From the November 2008 issue of Treasury & Risk magazine

Silver AHA Award Winner in Middle Market Treasury

In 2005, Composites One processed 145,000 invoices. Most went through without a hitch, but 5,800, or 4%, were held up because of unacceptable variances between the invoice and purchase order amounts. "Each time that happens, someone has to look into the discrepancy to determine if the invoice amount is correct," says Mary Bravo, assistant treasurer. The extra 20 minutes it takes to further research each reject, or purchase pricing variance (PPVs), adds up to higher costs and lower productivity.

That was not acceptable. So the distributor of fiberglass and composite materials launched a mission to improve accounts payable efficiency through automation. From the outset, the goal was to eliminate unnecessary additional key strokes or further communications with suppliers, while also reducing opportunities for inaccurate cost reporting

The plan worked. By the end of 2007, PPVs represented only 1.27% of invoices, and that figure should fall to 0.50% by year's end. That translates into a savings of 40 man-hours per month this year alone, says Bravo. "Not only are the numbers down, but, in each of these cases, the correct cost is associated with that item from an accounting and sales reporting (margin) perspective," Bravo says.

The Arlington Heights, Ill., company started testing automation, but only with its biggest clients several years ago. The discussion first centered on imaging, but soon turned to development of a file transmission system. In this process, files are mapped to replicate manual posting for invoice vouching and are matched against open purchase orders and receipts.

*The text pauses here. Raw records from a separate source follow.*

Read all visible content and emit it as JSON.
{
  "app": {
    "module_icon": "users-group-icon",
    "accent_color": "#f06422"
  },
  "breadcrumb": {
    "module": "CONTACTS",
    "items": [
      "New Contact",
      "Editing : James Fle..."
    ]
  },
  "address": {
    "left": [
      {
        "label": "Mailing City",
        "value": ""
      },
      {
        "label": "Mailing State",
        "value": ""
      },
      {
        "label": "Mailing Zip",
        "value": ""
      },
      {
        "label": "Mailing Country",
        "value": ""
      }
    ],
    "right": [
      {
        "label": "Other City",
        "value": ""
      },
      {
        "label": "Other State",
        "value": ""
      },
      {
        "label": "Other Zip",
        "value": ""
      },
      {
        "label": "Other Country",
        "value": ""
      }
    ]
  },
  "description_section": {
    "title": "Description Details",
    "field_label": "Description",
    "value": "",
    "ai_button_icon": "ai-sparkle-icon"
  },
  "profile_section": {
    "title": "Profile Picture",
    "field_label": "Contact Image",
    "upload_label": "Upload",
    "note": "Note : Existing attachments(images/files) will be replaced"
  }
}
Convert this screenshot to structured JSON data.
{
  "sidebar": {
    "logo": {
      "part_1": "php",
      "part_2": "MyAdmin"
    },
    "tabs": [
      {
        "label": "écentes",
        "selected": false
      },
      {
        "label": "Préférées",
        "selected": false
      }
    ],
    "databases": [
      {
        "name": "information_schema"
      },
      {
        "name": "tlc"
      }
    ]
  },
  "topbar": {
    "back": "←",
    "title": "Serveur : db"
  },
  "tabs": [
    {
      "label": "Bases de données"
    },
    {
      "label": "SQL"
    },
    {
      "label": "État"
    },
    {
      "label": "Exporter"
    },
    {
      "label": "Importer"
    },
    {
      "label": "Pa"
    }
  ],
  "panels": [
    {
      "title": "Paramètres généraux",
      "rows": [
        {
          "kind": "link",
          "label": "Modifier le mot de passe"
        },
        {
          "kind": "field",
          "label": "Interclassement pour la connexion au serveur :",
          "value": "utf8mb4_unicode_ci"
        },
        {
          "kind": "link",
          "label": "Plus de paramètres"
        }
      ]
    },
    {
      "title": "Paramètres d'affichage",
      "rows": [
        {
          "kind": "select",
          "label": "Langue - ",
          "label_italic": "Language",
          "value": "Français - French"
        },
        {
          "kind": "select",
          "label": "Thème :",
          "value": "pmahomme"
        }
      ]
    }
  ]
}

The process, explains Bravo, is similar to an automated posting of a lockbox download. "Success with our largest vendor has provided close to a 70% hit rate on auto vouching," says Bravo.

Overall these efforts have allowed Composites One accounts payable department staffing to be reduced by two full-time equivalents, says Bravo. "Each time a touch point is eliminated and the vouching process automated, the accounts payable department can focus its continued efforts on improving exception handling processing."